3. Iterate of the list starting with the first 2 point and popping any point that doesn't fit the right evaluation.
    def hull_loop(points) do
        Enum.reduce(points, [], fn point, acc ->
          acc = pop_until_left_turn(acc, point) # See function below for the algorithm
          [point | acc]
        end)
        |> Enum.reverse() 
      end
      
    defp pop_until_left_turn([b, a | rest], point) do # We want the cross product to to be > 0
        if cross_product(a, b, point) <= 0 do # We want to continue to try points till we get > 0
          pop_until_left_turn([a | rest], point) # This will recursively go through the sorted list till we find the right one.
        else
          [b, a | rest]
        end
      end
      
    defp pop_until_left_turn(acc, _point), do: acc # This is our base case for the recursion

This uses 2 helper functions as well as the reduce that will return the points that are on the outside of the Convex Hull

4. Find the perimeter of the Convex Hull.
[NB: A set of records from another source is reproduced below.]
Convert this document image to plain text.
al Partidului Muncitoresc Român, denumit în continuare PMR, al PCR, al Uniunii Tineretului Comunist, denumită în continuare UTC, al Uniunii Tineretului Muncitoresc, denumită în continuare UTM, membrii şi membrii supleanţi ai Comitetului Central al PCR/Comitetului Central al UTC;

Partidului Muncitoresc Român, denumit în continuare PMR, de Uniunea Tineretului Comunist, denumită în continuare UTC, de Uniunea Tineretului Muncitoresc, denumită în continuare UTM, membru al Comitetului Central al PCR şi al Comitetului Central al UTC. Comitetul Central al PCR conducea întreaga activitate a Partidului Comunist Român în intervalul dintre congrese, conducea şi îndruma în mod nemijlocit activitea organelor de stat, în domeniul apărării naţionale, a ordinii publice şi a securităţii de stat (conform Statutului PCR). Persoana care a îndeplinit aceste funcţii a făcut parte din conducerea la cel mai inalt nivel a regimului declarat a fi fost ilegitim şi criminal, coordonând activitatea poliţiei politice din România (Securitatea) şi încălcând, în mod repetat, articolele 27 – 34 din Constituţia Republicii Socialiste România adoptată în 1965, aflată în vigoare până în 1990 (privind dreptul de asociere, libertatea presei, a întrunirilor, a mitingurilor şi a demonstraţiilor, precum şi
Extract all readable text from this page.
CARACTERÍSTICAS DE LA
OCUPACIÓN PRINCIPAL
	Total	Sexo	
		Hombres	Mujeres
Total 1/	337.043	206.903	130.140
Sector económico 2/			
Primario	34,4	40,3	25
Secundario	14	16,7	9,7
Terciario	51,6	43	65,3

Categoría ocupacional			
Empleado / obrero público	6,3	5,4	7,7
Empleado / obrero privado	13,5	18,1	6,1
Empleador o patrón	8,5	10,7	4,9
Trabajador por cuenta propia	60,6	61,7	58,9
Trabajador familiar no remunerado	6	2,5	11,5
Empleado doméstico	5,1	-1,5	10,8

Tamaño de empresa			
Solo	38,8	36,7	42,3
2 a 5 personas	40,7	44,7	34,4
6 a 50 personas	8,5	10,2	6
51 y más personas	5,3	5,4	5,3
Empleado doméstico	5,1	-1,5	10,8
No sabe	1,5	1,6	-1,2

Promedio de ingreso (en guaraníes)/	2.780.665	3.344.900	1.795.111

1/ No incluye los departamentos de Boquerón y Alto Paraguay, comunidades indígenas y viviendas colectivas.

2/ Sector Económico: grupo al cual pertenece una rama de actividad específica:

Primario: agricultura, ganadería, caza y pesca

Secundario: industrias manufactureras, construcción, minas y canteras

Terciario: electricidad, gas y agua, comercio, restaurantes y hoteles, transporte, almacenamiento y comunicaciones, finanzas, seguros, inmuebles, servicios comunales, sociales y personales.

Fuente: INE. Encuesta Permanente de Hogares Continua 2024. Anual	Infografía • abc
    defp distance([[x1, y1], [x2, y2]]), do: :math.sqrt(:math.pow(x2 - x1, 2) + :math.pow(y2 - y1, 2))
    
    def total_length(list) do
        list = list ++ [hd(list)] # I made sure the list has the first point at the head and the end.
        Enum.chunk_every(list, 2, 1, :discard)
        |> Enum.map(fn points -> 
            distance(points) # Run through the distance for all the pairs.
        end)
        |> Enum.sum() # Sum the list of distances.
    end

This is pretty simple once you have the right formula for the distance between 2 points.

 This one was pretty fun to go through as each step was functions that I was able to follow my nose and get to the right solution. Keep in mind that there was many times that I had to insert IO.inspects() to keep track of the data and the format that I was getting from functions.